La Namibie est le seul pays en dehors de l'Europe qui est majoritairement luthérien. Il existe de communautés importantes de luthériens dans plusieurs autres pays, comme le Brésil, les États-Unis (particulièrement dans le Middle West), l'Éthiopie, l'Indonésie, Madagascar, la Papouasie-Nouvelle-Guinée et la Tanzanie.

Les plus grandes associations mondiales des Églises luthériennes sont la Fédération luthérienne mondiale (FLM), dont sont membres l'EELF et les Églises protestantes d'Alsace-Lorraine (EPAL) ; l'International Lutheran Council (ILC), dont l'Église évangélique luthérienne Synode de France et de Belgique est membre ; et la Confessional Evangelical Lutheran Conference (CELC).

 

Le luthéranisme en France

Les luthériens représentent une partie du protestantisme français.
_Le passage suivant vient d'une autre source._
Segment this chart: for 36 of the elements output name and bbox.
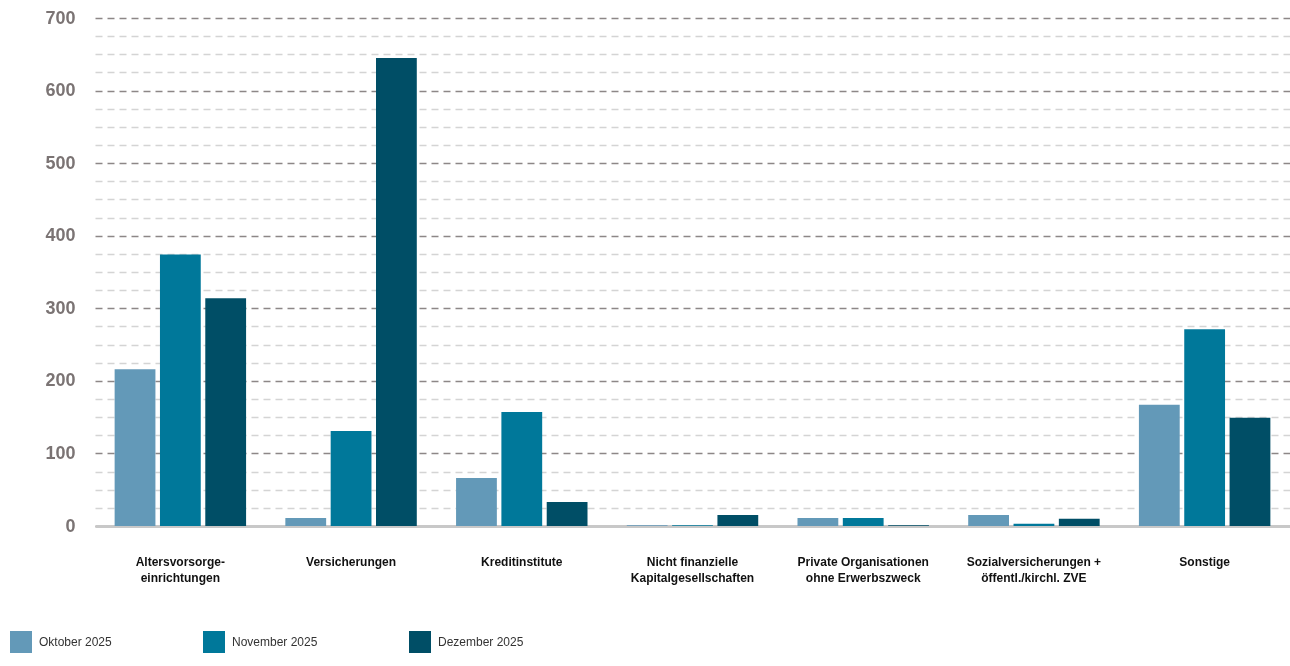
bar [205, 298, 247, 526]
y-tick-label: 700 [45, 7, 76, 28]
y-tick-label: 300 [45, 297, 76, 318]
x-tick-label: Versicherungen [306, 554, 397, 569]
bar [456, 478, 497, 526]
bar [376, 57, 417, 526]
x-tick-label: Altersvorsorge- einrichtungen [135, 554, 226, 585]
y-tick-label: 0 [65, 515, 76, 536]
x-tick-label: Nicht finanzielle Kapitalgesellschaften [630, 554, 755, 585]
bar [968, 515, 1009, 526]
bar [159, 254, 201, 526]
bar [1013, 523, 1055, 526]
x-tick-label: Sonstige [1179, 554, 1231, 569]
y-tick-label: 400 [45, 225, 76, 246]
bar [501, 412, 543, 526]
bar [546, 502, 588, 526]
bar [330, 430, 372, 526]
legend-label: Oktober 2025 [39, 635, 113, 649]
y-tick-label: 200 [45, 370, 76, 391]
x-tick-label: Sozialversicherungen + öffentl./kirchl. ZVE [966, 554, 1102, 585]
bar [1229, 417, 1271, 526]
bar [285, 518, 327, 526]
y-tick-label: 500 [45, 152, 76, 173]
bar [1184, 329, 1226, 526]
bar [1138, 404, 1180, 526]
legend-label: November 2025 [232, 635, 318, 649]
x-tick-label: Private Organisationen ohne Erwerbszweck [797, 554, 929, 585]
y-tick-label: 100 [45, 442, 76, 463]
bar [717, 515, 759, 526]
bar [842, 518, 884, 526]
bar [114, 369, 156, 526]
legend-label: Dezember 2025 [438, 635, 524, 649]
x-tick-label: Kreditinstitute [481, 554, 563, 569]
y-tick-label: 600 [45, 80, 76, 101]
bar [1058, 518, 1100, 526]
bar [797, 518, 839, 526]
Ils sont surtout situés en Alsace et en Moselle, avec l'Église Protestante de la Confession d'Augsbourg d'Alsace et de Lorraine (EPCAAL) désormais unies dans l’EPAL (Union des Églises Protestantes d'Alsace et de Lorraine) aux réformés de l’EPRAL (Église Protestante Réformée d'Alsace et de Lorraine).

Ils sont aussi présents, dans une moindre mesure, dans la « France de l'intérieur », essentiellement au sein de l'Église évangélique luthérienne de France, composée de 35 000 membres répartis dans les inspections ecclésiastiques de Montbéliard (nord de la Franche-Comté) et de Paris (laquelle regroupe également les paroisses de Lyon, Marseille et Nice).

Ces deux Églises sont membres de la Fédération luthérienne mondiale et de la Fédération protestante de France.

Les luthériens sont aussi présents au sein de l'Église Évangélique Luthérienne Synode de France et de Belgique (EEL-SFB), composée de 1 000 membres en communion avec l'International Lutheran Council (ILC).